By the late 1970s, the Gray Creek Store outgrew its original location, and a new store, the current one, was built next door, with two stories housing its inventory. Lymbery is quick to point out some of the store’s longstanding items, such as Stanfield’s underwear, and some of the more recent, including German “air conditioning” liners for rubber boots, and the Shewee, a portable urinating device for women.

“I can’t guess what products we’ll stock in the future,” he said. “But there are still people looking for practical things.”

The store is an excellent place to learn more about Kootenay Lake — beyond Lymbery’s encyclopedic knowledge of Kootenay Lake history and dates, the shelves are well stocked with history books, and the Nasookin’s wheel hangs from the ceiling. In 2011, it was donated to the store by Capt. Malcolm MacKinnon’s grandson, Malcolm Metcalfe.

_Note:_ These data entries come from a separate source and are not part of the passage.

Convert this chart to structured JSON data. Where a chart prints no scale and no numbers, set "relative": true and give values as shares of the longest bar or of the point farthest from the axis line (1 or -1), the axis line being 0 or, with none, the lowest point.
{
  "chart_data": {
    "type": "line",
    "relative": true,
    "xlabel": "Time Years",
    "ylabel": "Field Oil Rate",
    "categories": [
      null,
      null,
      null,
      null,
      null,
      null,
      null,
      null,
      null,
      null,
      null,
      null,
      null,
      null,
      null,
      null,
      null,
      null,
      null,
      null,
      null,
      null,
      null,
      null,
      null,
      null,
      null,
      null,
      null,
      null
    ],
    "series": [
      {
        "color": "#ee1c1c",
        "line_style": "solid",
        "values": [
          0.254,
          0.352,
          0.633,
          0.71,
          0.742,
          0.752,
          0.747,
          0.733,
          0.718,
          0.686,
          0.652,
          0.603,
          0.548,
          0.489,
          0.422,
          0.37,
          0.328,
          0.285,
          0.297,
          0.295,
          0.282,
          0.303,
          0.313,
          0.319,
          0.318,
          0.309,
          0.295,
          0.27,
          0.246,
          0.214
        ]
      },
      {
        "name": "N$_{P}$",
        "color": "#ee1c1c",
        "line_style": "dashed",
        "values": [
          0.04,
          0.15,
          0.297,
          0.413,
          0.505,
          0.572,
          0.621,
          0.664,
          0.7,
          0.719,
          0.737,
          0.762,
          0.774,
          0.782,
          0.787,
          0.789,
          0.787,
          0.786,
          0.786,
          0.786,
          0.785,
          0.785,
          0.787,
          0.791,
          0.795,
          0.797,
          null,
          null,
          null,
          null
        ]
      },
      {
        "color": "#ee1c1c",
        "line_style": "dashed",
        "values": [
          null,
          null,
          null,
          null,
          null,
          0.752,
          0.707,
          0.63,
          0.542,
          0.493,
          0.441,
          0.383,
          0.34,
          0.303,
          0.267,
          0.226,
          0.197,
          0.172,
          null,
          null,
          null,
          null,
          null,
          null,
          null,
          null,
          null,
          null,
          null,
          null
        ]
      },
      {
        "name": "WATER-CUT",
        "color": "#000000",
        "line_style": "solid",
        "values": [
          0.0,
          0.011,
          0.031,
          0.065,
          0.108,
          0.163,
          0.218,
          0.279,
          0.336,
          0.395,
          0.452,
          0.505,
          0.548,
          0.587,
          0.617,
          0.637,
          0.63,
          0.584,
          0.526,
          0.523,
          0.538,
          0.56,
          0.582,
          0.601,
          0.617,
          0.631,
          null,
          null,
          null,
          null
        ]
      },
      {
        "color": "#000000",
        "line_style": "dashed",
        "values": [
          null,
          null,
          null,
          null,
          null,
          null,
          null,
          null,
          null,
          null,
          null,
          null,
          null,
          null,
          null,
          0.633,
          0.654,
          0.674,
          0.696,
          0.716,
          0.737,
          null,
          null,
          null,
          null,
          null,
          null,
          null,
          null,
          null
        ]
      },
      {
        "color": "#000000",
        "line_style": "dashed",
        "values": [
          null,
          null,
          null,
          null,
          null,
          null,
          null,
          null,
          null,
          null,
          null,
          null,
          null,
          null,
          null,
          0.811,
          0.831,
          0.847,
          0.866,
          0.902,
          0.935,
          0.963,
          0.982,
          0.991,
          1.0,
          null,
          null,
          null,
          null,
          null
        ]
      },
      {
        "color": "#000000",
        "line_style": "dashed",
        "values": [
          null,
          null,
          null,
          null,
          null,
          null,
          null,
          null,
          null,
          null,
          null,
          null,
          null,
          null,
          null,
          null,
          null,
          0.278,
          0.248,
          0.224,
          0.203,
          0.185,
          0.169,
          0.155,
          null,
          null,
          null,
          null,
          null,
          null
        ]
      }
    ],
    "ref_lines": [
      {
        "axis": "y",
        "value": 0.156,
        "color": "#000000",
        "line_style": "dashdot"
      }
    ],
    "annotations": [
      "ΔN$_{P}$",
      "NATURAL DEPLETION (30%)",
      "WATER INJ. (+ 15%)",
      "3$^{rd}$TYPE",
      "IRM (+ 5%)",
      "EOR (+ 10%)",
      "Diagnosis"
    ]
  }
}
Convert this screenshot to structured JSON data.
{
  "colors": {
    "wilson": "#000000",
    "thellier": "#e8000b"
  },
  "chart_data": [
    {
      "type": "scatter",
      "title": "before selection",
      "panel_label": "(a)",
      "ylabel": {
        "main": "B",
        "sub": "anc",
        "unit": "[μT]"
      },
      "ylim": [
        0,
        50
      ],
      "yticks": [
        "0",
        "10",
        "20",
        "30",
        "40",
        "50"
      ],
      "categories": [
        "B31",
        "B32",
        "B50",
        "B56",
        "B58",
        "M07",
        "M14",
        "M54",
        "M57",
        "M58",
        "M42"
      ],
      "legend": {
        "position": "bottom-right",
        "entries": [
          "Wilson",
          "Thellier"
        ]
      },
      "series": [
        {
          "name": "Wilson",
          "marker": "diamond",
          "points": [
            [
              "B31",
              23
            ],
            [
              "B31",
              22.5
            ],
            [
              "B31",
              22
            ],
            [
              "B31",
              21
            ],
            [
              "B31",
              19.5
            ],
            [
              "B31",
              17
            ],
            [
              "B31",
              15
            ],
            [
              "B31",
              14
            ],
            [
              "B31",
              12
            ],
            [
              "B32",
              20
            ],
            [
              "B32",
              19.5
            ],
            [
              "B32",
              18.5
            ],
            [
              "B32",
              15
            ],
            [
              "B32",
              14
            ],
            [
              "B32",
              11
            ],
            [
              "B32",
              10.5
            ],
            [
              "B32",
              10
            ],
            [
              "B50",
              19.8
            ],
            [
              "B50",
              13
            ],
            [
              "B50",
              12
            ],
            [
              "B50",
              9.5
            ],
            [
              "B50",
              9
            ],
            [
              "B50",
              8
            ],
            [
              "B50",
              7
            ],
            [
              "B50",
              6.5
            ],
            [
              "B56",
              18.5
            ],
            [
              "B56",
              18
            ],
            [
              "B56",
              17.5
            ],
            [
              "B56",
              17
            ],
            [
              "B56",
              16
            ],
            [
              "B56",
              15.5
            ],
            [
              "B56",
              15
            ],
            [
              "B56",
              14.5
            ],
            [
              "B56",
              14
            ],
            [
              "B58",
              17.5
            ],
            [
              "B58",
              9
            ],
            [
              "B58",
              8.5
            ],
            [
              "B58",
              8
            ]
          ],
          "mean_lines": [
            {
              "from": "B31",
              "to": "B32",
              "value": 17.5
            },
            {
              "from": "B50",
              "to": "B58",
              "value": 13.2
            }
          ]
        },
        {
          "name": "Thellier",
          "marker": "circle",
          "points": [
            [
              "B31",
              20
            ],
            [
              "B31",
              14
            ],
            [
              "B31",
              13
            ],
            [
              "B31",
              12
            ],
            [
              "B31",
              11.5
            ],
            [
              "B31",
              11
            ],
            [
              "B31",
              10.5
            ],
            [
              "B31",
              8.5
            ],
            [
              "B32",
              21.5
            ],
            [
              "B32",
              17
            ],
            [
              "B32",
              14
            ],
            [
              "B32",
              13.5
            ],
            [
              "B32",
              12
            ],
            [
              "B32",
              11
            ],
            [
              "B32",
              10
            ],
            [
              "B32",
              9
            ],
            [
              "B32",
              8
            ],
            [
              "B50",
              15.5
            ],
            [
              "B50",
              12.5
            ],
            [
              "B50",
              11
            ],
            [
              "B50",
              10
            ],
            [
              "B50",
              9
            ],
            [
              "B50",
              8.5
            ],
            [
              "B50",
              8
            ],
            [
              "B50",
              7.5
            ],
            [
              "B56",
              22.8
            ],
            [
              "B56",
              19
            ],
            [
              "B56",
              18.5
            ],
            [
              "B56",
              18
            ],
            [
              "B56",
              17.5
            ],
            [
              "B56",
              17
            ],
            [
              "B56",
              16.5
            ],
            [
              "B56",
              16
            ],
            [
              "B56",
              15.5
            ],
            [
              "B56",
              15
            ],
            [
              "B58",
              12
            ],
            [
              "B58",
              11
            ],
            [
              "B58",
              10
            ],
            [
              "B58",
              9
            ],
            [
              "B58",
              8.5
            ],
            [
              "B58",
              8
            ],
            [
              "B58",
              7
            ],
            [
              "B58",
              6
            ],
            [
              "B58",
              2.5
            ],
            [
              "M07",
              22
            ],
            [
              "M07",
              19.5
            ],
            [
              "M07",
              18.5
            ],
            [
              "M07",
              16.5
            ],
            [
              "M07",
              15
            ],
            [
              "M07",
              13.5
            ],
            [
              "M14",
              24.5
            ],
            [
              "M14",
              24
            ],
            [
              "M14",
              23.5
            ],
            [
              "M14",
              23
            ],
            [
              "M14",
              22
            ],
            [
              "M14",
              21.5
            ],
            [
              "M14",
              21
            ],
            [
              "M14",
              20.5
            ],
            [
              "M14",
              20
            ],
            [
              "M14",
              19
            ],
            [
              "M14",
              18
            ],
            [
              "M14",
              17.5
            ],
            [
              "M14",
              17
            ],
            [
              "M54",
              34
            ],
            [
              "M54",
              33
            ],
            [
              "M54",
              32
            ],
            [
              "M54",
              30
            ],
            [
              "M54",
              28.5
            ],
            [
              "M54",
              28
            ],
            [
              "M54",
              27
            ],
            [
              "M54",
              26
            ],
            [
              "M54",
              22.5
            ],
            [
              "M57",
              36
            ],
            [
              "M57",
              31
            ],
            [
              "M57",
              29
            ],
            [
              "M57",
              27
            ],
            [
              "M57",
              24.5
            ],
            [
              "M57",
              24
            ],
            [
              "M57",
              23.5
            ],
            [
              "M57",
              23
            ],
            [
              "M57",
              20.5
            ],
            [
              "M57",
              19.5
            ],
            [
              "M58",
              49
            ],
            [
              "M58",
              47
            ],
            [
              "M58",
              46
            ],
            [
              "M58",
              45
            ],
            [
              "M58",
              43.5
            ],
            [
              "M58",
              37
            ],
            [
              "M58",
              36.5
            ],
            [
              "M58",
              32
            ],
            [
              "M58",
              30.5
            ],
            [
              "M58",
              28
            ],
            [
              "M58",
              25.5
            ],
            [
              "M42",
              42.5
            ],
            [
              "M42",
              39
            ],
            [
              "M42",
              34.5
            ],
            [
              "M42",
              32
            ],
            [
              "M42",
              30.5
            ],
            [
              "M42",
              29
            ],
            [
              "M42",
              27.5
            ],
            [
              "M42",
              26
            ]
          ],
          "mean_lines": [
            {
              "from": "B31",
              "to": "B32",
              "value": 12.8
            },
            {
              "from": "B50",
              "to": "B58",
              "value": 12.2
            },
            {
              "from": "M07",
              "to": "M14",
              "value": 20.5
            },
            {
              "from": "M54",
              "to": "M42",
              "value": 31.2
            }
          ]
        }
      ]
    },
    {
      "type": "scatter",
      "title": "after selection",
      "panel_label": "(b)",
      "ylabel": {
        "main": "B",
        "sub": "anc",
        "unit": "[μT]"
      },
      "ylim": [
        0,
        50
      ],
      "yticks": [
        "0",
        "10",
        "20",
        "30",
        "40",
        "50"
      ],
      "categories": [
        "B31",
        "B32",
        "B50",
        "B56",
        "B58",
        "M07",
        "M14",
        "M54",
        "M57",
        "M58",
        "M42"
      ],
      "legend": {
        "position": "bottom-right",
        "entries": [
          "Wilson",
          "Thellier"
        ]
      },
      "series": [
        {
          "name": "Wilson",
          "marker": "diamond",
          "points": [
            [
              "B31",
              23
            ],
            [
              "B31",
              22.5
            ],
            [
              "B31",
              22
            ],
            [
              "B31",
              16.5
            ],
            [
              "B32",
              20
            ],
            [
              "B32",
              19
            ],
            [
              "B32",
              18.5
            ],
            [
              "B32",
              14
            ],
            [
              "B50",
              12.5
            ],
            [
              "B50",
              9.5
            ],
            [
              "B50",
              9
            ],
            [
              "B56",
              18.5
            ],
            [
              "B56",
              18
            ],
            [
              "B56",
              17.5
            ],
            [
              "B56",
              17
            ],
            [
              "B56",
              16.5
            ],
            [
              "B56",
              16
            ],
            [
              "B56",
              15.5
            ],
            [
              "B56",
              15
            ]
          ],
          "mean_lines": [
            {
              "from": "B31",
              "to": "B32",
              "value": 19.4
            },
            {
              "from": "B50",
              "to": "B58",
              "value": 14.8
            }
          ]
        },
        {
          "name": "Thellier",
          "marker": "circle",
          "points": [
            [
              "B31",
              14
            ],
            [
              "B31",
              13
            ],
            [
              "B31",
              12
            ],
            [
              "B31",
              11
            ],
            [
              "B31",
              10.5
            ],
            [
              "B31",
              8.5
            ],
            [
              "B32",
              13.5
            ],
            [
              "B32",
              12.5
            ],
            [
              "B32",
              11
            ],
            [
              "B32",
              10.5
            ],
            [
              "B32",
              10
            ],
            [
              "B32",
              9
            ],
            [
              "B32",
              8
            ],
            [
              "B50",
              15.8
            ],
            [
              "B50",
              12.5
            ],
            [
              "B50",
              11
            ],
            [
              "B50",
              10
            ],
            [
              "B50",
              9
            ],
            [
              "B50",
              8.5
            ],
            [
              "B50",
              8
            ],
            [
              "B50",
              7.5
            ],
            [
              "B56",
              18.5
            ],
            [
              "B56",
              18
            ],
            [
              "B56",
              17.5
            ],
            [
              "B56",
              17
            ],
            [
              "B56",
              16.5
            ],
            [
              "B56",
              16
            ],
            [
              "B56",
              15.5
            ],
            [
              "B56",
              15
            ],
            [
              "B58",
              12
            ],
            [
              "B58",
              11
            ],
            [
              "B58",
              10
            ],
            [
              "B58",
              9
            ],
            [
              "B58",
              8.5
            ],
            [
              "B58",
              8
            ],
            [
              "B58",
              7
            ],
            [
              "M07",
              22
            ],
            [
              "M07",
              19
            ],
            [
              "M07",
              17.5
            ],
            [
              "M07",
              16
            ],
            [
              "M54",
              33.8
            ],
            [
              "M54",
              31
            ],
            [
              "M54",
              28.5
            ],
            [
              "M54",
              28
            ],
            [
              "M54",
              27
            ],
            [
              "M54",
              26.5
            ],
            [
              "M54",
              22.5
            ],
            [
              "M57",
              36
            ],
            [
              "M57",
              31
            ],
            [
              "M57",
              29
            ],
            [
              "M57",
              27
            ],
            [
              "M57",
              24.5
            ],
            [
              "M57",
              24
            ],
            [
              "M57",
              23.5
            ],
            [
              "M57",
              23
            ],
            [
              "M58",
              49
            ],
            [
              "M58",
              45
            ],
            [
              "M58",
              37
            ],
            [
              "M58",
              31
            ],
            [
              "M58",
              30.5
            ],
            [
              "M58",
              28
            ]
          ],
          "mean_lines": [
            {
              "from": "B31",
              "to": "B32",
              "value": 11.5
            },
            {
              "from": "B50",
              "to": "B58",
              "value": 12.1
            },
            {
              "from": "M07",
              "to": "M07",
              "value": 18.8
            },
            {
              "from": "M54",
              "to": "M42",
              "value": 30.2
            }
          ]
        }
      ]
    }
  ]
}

Simply because of its location, travel has always been associated with the store’s business — and the store became widely known long before technology made word easy to spread.

“If we were just supplying the people in Gray Creek, we wouldn’t survive. Long before online sales, we sold a chainsaw to someone slashing the line between Alaska and B.C.”

Through his years running the store, Lymnbery has had his wife, Sharon — who was born in Kimberley and moved to Riondel in 1951 — by his side. But before she was his wife, she was a customer.

“I met her over the counter,” said Lymbery.

Tradition has continued, and the Gray Creek Store is still very much a family business. Under the supervision of manager Debbie Pliska, Lymbery’s son, David, and daughter-in-law, Kris, work there, as do two grandsons each summer.

And although Lymbery no longer comes to work every day, he still enjoys the time he spends at the store, and is happy to see the business can run well without him.

“The customers become your friends,” he said. “I get so many interesting people in here. ... You’re not sitting behind the counter selling the same thing. People think I have all the answers, but I’m lucky to have such a great staff.”

A celebration of Gray Creek Store’s 100th anniversary will be held 10 a.m.-4 p.m. June 29. Raffle items include a barbecue, and wood and pellet stoves.